​Infographie : 25 millions d'avortements dangereux pratiqués chaque année dans le monde

Chaque année dans le monde, ce sont 25 millions d'avortements dangereux qui sont pratiqués (45% de l'ensemble des avortements), en moyenne pour la période 2010-2014. C'est ce qu'indique une nouvelle étude de l'OMS et de l'Institut Guttmacher, dont les résultats ont été publiés dans la revue médicale The Lancet.

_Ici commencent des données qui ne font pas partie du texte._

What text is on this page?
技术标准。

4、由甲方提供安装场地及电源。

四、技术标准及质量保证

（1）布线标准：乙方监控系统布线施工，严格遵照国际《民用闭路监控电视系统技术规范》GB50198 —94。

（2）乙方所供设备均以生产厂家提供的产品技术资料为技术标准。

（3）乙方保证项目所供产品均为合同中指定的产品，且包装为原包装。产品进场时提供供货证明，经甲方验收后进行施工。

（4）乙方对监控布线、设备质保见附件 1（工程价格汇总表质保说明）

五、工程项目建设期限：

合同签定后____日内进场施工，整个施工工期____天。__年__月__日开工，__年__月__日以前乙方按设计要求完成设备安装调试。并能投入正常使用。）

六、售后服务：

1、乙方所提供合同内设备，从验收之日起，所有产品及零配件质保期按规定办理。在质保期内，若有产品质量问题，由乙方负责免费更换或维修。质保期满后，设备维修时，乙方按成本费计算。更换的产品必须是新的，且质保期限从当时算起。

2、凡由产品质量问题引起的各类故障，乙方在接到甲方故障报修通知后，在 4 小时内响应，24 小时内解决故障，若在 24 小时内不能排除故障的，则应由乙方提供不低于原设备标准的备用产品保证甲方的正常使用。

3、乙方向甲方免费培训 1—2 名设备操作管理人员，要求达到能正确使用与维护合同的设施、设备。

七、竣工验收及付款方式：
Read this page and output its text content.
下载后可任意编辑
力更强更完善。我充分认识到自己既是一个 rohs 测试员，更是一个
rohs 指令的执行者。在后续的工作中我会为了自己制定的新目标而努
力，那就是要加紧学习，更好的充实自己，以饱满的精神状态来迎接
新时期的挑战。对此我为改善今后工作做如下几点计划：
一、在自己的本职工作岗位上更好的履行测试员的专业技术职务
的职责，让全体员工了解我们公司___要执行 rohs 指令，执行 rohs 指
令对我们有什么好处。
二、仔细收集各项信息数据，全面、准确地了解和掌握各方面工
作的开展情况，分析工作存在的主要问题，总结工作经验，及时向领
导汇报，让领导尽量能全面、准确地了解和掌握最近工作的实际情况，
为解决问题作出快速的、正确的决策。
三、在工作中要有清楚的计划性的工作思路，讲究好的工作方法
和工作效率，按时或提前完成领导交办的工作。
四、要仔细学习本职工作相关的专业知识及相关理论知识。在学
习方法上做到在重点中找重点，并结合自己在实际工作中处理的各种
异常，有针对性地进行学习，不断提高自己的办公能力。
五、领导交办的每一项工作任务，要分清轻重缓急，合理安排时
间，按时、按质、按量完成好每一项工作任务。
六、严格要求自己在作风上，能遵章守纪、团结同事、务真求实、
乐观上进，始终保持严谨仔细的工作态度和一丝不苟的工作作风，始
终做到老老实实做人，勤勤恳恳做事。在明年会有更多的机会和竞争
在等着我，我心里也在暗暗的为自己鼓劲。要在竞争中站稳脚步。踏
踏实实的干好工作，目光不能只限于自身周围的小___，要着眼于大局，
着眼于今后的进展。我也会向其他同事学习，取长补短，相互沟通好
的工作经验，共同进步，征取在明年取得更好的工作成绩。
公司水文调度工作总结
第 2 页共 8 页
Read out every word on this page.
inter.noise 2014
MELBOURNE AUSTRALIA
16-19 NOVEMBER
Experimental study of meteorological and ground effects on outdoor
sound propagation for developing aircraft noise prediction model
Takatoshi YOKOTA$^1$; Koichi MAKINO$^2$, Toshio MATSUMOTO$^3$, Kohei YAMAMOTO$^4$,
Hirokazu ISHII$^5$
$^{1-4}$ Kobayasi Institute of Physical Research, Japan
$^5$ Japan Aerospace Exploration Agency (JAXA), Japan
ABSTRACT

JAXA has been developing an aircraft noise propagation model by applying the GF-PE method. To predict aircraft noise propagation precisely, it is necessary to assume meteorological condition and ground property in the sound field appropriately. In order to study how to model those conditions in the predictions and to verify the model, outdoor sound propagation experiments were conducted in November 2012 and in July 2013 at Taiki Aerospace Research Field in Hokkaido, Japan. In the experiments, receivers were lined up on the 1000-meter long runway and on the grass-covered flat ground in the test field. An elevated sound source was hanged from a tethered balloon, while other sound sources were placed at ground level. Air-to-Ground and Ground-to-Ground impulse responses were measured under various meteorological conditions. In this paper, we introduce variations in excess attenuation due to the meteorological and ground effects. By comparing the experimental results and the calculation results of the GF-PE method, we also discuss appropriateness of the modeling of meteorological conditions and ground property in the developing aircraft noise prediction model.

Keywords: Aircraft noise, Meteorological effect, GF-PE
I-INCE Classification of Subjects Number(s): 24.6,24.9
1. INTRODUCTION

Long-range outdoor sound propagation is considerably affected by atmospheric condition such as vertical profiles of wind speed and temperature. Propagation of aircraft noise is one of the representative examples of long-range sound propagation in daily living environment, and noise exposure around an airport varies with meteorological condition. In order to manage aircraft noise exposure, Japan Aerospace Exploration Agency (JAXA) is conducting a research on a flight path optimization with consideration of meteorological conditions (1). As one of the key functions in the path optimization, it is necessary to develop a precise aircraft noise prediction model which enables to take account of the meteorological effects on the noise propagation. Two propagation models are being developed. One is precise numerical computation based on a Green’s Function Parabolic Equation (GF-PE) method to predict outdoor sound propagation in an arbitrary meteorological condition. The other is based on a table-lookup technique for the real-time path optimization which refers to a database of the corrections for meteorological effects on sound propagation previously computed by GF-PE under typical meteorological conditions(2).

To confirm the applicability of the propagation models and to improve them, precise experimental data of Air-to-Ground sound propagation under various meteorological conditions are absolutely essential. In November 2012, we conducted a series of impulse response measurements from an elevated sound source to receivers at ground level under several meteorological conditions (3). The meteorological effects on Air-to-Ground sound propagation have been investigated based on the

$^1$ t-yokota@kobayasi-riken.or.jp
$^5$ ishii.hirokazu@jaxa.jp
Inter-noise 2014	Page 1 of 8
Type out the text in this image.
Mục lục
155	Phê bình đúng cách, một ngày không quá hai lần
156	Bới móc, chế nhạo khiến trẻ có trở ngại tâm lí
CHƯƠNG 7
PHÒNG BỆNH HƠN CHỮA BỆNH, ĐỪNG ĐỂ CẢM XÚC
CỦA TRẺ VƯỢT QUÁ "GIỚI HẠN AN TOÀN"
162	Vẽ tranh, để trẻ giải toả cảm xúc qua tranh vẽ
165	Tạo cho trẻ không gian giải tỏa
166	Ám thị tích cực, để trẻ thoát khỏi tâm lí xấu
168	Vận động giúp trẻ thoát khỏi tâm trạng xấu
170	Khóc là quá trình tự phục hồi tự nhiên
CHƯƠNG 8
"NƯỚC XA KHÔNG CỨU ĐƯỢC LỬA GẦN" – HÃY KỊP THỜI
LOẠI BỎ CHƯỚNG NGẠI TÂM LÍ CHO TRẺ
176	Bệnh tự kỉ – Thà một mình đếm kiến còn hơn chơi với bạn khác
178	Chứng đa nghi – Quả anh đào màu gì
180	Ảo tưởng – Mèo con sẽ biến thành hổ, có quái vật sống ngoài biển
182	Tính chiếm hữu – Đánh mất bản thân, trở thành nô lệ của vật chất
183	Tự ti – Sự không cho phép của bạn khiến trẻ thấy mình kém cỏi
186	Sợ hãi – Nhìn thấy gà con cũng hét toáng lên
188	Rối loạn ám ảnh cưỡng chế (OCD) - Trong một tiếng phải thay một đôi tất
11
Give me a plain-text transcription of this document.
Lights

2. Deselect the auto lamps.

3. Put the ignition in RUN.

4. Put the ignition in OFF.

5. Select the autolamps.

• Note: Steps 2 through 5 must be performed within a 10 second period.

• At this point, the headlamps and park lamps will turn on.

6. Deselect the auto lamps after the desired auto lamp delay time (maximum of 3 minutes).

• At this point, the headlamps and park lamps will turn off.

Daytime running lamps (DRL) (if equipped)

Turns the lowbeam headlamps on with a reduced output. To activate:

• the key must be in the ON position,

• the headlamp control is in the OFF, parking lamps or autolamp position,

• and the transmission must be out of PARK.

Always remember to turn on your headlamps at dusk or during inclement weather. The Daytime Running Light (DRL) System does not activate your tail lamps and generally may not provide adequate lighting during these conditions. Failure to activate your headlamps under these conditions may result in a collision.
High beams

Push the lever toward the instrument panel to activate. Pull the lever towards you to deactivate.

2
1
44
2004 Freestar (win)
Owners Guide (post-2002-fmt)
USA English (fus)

La plupart des avortements dangereux (97%) sont pratiqués dans des pays en voie de développement en Afrique, Asie et Amérique Latine. La nouvelle étude publiée dans la revue Lancet fournit des estimations relatives aux avortements sûrs et avortements dangereux. Pour la première fois, elle inclut des sous-catégories dans les avortements dangereux, à savoir « moins sûr » et « les moins sûr ». Les distinctions permettent d’avoir une compréhension plus nuancée des différentes circonstances entourant les avortements chez les femmes qui ne sont pas en mesure d’avoir accès aux avortements sûrs auprès de professionnels de santé formés.

Lorsque les avortements sont pratiqués conformément aux directives et normes de l’OMS, le risque de complications graves et de décès est négligeable. Près de 55% des avortements pratiqués entre 2010 et 2014 l’ont été dans des conditions de sécurité, c’est à dire par des professionnels de santé compétents.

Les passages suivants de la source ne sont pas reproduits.